LE TROU DE MADAME


Non, rien de graveleux dans cet article. Le trou en question est clair comme de l'eau de source, car il s'agit bien de source.

Ce Trou de Madame est situé à un kilomètre à pied de l'entrée de l'établissement thermal de Préchacq. Mais le lieu est caché. Pour l'atteindre, il faut marcher sur la piste qui, partant face à l'Hostellerie du Clos Pité, longe une belle chênaie, et ce qu'on appelle ici le Sesca ( provenant du gascon sesque qui désigne une sorte de jonc des lieux humides et marécageux que sont les barthes de l'Adour). Il faut ensuite s'engager sur un chemin souvent humide et boueux avant de parvenir à une clairière. Sur un coté de celle-ci, après avoir franchi un fossé par une dalle de pierre, on découvre, au milieu du marécage, un trou d'eau maçonné et irrégulier de 2x3 mètres dont le fond est constitué par un amas de boues végéto-minérales, et  le tout entouré de quelques ruines de fondations de bâtiments . On y voit une eau chaude bleutée remonter du fond avec quelques bulles, mais surtout on sent son odeur de souffre.C est là tout ce qui reste de ce qui fut pourtant, jusqu'au milieu du XXe siècle, un lieu de cure réputé.
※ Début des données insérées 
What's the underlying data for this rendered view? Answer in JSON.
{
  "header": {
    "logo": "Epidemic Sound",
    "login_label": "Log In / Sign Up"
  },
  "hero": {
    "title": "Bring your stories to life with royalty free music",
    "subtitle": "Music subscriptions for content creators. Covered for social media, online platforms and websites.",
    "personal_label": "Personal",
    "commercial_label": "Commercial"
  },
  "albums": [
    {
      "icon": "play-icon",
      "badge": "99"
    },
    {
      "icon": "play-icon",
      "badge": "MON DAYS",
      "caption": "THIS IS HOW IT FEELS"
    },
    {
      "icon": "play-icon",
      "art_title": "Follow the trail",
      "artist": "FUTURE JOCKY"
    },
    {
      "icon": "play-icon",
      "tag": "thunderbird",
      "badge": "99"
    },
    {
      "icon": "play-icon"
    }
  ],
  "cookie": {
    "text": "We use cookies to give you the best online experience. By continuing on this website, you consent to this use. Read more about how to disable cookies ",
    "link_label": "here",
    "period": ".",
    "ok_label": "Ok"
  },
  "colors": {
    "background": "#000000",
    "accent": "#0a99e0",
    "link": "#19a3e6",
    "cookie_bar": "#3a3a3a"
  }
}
L'origine du nom de ce lieu reste mystérieuse et a donné lieu à plusieurs versions. La tradition évoque la découverte dans ce trou du cadavre d'une religieuse noyée à l'occasion d'une cure. Pour d'autres, le nom viendrait du fait que seules les femmes venaient s'y baigner. Mais pourquoi pas le souvenir d'une visite de  Marie-Anne de Neubourg, la reine douairière d'Espagne, qui, chassée d'Espagne par Philippe V, fut exilée à Bayonne.plus de trente ans,  entre 1706 et 1738. On sait qu'elle fréquentait les eaux et bains de Dax et de Tercis , et on peut penser qu'au cours de ses séjours elle a pu se rendre aux thermes de Préchacq. Passons vite sur la version plus triviale qui fait allusion à  à la mauvaise odeur qui se dégage de l'eau sulfureuse autour de ce trou.


A l'origine, ce trou ("lou uèlh") était situé à quelques mètres du bassin actuel.. Ce n'est qu'en 1922 qu'il fut déplacé pour des raisons de commodité et d'aménagement d'une baignoire, de douches et de vestiaires. Le lieu est alors exploité par Paul Dumartin, qui fait construite une petite hôtellerie pour y recevoir les curistes, ceci jusqu'en 1963.date à laquelle le site est racheté par la commune. Après un projet de restauration avorté, les instalations sont démolies dans les années 1970..Aujourd'hui ne subsistent que de modestes ruines autour d'un petit bassin.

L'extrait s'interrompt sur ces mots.